Rue20 Español/Madrid
Europa continúa bajo los efectos de una canícula que ha batido récords de temperatura en numerosos países y que, según la Organización Meteorológica Mundial (OMM), podría prolongarse durante al menos dos semanas más, con el foco desplazándose progresivamente hacia los Balcanes.
En el vecino ibérico, España, las altas temperaturas han provocado un importante impacto sobre la salud pública.

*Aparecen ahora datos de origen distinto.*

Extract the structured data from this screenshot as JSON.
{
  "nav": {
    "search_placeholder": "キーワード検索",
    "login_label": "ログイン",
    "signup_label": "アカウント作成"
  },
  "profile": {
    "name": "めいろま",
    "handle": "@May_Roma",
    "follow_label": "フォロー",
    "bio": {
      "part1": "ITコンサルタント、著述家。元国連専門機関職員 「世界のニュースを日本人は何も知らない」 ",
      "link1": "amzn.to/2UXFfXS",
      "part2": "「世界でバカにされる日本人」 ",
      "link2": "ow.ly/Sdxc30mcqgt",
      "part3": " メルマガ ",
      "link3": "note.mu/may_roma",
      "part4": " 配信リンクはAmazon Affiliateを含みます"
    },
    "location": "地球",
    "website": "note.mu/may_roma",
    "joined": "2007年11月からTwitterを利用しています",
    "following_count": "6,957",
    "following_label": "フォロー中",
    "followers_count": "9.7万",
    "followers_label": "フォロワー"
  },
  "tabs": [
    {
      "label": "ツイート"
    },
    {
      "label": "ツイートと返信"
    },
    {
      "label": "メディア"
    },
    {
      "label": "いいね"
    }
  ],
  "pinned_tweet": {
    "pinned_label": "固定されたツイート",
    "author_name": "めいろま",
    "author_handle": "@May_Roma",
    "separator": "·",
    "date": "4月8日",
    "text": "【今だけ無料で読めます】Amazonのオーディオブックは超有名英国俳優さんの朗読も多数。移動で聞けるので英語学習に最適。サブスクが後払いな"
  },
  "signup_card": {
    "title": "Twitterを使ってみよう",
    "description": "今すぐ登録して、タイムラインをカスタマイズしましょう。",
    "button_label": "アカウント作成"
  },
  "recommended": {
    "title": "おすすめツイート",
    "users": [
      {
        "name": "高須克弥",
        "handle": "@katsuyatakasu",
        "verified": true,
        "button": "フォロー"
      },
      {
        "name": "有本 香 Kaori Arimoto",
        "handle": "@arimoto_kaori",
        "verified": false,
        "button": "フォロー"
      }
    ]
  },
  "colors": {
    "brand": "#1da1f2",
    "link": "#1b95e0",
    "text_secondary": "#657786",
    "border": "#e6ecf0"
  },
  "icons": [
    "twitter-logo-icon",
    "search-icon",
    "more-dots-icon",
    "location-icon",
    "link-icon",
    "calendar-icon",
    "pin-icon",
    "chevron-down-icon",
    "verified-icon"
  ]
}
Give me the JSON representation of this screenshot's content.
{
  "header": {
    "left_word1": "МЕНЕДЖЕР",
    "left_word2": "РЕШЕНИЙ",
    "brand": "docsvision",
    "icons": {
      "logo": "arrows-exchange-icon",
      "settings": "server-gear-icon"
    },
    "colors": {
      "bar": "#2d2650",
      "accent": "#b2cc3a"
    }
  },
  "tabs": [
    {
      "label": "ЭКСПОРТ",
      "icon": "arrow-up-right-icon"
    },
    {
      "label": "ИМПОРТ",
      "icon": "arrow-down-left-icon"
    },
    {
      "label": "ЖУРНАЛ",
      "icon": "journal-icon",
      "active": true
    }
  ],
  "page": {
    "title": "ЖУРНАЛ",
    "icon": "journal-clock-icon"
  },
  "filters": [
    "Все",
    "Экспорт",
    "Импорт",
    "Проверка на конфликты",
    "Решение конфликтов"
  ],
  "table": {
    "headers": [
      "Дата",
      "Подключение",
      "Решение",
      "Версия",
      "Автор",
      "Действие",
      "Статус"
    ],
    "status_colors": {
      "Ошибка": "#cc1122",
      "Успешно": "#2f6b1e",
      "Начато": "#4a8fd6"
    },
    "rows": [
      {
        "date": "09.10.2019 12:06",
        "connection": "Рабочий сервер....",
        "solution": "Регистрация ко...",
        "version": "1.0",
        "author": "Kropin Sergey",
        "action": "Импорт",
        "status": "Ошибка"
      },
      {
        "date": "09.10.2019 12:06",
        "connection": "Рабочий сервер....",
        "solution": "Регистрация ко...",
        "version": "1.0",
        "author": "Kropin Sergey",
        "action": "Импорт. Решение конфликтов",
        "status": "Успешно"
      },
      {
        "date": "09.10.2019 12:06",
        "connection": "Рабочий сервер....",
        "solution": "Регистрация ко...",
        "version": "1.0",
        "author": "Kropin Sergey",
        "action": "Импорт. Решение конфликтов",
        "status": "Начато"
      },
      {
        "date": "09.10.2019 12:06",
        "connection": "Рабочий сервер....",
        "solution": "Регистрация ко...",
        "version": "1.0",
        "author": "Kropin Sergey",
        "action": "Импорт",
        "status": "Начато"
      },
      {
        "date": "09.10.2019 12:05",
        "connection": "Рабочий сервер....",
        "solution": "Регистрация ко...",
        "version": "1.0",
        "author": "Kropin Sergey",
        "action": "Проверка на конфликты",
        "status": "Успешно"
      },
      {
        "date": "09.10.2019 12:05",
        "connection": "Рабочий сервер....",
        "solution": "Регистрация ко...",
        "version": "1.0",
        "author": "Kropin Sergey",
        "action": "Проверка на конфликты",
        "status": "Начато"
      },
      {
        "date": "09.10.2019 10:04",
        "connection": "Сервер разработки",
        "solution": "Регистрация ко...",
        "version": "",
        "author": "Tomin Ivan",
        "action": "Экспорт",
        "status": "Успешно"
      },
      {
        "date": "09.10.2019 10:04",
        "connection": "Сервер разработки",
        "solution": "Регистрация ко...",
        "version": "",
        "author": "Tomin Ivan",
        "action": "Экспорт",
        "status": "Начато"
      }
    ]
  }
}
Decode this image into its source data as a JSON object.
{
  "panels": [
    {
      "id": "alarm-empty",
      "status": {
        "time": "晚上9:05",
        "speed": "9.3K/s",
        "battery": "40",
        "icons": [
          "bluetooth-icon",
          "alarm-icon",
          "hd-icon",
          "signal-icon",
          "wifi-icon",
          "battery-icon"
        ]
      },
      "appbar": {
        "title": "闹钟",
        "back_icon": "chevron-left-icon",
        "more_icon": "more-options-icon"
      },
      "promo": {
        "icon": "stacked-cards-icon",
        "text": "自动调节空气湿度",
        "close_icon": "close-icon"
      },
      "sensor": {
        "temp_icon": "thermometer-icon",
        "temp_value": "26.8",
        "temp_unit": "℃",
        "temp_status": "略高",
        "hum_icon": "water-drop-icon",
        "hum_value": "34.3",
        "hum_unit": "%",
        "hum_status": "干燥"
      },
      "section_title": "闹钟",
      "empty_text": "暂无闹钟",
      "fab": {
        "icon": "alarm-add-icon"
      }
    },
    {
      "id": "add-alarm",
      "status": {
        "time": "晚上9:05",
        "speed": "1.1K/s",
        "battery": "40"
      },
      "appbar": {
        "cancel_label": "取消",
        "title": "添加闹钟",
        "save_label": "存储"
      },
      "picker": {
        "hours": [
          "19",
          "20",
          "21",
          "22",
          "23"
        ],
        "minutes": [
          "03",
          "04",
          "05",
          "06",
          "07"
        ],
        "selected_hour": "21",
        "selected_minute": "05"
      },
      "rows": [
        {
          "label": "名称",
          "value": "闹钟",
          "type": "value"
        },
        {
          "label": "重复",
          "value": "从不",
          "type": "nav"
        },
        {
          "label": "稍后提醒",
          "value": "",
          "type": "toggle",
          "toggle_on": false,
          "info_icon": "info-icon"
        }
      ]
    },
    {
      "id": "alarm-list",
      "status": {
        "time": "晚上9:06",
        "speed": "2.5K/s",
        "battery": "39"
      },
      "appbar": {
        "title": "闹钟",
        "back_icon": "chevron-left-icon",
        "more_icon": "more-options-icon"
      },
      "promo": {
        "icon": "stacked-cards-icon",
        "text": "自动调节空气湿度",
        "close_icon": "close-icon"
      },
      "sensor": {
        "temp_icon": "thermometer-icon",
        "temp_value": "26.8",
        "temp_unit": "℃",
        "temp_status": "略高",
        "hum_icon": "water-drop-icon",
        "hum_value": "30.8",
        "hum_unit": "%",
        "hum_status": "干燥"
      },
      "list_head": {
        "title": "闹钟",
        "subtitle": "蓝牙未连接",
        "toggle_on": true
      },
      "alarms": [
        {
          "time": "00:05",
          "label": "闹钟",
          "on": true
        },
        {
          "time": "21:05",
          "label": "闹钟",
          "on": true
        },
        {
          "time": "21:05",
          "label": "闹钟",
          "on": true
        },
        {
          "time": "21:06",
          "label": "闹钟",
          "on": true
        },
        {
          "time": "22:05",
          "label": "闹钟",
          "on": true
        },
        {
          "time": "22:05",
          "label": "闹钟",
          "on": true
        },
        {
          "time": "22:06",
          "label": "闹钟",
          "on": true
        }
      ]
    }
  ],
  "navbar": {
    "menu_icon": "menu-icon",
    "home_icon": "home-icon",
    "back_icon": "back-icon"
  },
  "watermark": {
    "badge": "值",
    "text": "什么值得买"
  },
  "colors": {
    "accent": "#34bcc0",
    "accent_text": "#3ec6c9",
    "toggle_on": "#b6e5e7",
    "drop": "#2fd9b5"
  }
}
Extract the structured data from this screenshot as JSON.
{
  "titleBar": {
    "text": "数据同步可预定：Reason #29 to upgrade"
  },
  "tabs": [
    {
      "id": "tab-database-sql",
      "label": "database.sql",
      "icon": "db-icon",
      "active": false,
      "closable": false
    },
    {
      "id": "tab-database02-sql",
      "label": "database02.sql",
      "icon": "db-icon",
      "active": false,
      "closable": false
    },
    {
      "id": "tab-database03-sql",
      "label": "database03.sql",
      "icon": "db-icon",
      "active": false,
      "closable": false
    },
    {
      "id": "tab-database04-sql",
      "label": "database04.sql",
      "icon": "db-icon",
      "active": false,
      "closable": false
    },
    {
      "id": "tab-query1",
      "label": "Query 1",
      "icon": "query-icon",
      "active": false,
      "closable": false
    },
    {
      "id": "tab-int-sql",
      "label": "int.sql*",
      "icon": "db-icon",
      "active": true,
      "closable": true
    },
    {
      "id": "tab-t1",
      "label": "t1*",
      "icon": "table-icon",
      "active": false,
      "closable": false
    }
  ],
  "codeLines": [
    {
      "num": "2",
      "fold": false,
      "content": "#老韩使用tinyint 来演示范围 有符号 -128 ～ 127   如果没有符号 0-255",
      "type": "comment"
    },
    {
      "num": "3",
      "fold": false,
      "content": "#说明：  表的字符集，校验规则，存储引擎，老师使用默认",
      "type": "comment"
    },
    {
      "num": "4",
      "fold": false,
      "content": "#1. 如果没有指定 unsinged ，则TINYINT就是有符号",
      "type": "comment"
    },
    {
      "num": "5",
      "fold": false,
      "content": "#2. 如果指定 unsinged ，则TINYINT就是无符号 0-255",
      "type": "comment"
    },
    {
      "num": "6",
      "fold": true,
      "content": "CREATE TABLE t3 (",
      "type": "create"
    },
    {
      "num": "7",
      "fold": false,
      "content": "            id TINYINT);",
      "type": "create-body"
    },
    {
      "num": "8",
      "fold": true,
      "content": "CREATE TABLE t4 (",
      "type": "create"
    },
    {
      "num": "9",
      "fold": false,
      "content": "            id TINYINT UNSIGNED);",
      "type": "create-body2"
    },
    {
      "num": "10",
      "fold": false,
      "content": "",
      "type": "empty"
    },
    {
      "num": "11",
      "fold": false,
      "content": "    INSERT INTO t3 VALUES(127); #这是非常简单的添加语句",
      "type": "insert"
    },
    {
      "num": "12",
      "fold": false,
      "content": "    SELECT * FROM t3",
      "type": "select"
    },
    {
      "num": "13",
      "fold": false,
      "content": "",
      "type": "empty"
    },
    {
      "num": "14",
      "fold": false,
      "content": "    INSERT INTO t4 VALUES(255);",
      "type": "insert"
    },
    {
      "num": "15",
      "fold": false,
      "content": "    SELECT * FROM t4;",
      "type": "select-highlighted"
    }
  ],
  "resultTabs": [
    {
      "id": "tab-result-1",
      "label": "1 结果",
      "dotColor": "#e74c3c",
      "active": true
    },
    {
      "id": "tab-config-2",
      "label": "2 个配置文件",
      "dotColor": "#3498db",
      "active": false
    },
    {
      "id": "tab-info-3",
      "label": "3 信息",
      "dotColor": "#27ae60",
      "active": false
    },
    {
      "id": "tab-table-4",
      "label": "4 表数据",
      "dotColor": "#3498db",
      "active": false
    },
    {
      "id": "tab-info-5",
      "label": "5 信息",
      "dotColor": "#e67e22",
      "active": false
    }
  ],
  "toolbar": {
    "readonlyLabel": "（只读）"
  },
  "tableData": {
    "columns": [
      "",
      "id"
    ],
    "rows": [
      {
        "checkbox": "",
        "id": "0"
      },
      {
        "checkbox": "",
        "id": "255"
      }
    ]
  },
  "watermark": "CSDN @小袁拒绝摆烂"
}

De acuerdo con el Instituto de Salud Carlos III, la ola de calor ha causado 327 fallecimientos desde el pasado 21 de junio, mientras que el número total de muertes atribuidas al calor desde el inicio de la temporada de vigilancia, a mediados de mayo, asciende a 611.
El episodio ha dejado además registros históricos. Según la Agencia Estatal de Meteorología (AEMET), los días 22 y 23 de junio fueron los más calurosos de ese mes desde que comenzaron los registros nacionales en 1950. En el norte del país, el aeropuerto de Bilbao alcanzó nuevos récords tanto de temperaturas máximas diurnas como de mínimas nocturnas. Aunque la AEMET dio por concluida oficialmente la ola de calor en España, las temperaturas extremas continúan afectando a gran parte del continente.
La Organización Meteorológica Mundial advirtió que la exposición prolongada al calor, especialmente cuando las temperaturas nocturnas permanecen elevadas, incrementa considerablemente el riesgo para la salud. La Organización Mundial de la Salud (OMS) recuerda que las personas mayores, los niños, las mujeres embarazadas, los trabajadores al aire libre y quienes padecen enfermedades crónicas son los colectivos más vulnerables, aunque el estrés térmico puede afectar a cualquier persona durante episodios extremos.
Francia también atraviesa una situación excepcional. El país registró el 24 de junio el día más caluroso de su historia, con una temperatura media superior a los 30 grados durante 24 horas por primera vez. Asimismo, la localidad de Palluau alcanzó los 43,8 grados centígrados, mientras que las autoridades informaron de 40 fallecimientos por ahogamiento en la última semana, relacionados con el aumento de personas que buscaron refugio del calor en ríos y otras zonas de baño.
Las altas temperaturas también han llevado a Bélgica a activar una alerta por calor, mientras que Alemania y Suiza han decretado alertas rojas en numerosas ciudades, entre ellas Berlín, Fráncfort, Colonia, Ginebra, Basilea y Zúrich, ante la previsión de que el episodio de calor extremo continúe durante los próximos días.
Las autoridades meteorológicas y sanitarias europeas mantienen el llamamiento a la población para extremar las medidas de prevención frente a las altas temperaturas, evitar la exposición prolongada al sol, mantenerse hidratados y prestar especial atención a los grupos más vulnerables.